Secretion of a lambda 2 immunoglobulin chain is prevented by a single amino acid substitution in its variable region

Abstract

We have studied two derivatives of the IgA (lambda 2) secreting myeloma cell line MOPC315:MOPC315.26, which produces and secretes a lambda 2 light chain, and MOPC315.37, which produces but does not secrete the lambda 2 chain. It has been reported that the only alteration in the MOPC315-37 lambda 2 chain is located in the variable region (Mosmann and Williamson, (1980) Cell 20, 283-292).

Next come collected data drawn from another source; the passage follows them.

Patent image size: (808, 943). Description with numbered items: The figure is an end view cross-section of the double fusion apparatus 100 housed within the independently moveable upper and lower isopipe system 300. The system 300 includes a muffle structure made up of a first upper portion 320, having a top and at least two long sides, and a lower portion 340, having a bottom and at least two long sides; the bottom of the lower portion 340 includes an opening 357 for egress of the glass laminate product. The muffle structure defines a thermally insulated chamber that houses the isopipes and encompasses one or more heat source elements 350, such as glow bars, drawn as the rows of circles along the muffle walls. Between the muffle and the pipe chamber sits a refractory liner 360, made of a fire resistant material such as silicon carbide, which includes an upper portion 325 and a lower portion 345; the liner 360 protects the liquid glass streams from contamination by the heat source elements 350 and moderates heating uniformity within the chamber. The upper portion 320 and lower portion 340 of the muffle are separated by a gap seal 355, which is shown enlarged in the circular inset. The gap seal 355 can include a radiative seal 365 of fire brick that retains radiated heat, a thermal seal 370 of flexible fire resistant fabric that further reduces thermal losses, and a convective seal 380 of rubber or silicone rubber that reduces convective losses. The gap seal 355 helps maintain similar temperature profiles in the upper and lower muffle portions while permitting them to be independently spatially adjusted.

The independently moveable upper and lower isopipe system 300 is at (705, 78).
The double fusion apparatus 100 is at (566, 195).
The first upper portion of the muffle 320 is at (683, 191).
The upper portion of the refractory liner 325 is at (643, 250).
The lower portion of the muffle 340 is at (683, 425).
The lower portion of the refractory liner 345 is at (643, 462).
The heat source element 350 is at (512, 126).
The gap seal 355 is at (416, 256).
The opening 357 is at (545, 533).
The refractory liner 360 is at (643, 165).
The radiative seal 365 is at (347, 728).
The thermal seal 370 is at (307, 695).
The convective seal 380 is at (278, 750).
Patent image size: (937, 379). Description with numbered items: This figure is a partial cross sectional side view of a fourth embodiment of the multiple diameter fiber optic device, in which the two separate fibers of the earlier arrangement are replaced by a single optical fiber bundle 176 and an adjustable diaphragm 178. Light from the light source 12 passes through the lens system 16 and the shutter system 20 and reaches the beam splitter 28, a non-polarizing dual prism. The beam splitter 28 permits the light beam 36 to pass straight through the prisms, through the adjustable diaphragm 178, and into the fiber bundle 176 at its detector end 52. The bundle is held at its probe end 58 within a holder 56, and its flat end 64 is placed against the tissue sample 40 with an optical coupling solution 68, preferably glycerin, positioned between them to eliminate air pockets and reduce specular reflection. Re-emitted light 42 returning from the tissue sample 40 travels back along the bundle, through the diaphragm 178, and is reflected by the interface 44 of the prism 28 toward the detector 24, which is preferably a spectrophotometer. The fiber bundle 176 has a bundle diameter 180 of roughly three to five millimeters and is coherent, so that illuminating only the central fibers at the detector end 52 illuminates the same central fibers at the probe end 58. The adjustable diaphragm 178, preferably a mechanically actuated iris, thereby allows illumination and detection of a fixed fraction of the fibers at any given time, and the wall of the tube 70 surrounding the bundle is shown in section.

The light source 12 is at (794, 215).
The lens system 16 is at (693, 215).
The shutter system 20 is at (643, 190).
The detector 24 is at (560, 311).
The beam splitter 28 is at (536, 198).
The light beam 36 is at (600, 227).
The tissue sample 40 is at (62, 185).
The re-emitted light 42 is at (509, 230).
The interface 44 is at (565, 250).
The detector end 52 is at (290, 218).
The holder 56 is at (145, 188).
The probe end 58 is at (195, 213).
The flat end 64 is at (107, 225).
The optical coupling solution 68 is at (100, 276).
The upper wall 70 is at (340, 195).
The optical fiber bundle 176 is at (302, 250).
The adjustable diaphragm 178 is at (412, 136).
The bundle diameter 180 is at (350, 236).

In order to determine the nature of this alteration, we cloned the fragment of the chromosome containing the rearranged lambda 2 gene from both the nonsecreting variant MOPC315-37 and the normal lambda 2-secreting parent MOPC315-26 and determined their nucleotide sequence. We found that the nucleotide sequences coding for the leader peptide and for the constant region of the lambda 2 chain were identical in the secretor and nonsecretor. The sequences of the variable region differed at a single base pair corresponding to the first nucleotide in the codon for amino acid number 15. MOPC315-26 has a G in this position creating the codon GGT which codes for glycine, and MOPC315-37 has a C in this position creating the codon CGT which codes for arginine. Thus, we have demonstrated that a single amino acid substitution of a neutral amino acid, glycine, for a positively charged amino acid, arginine, results in the failure of a protein to be secreted.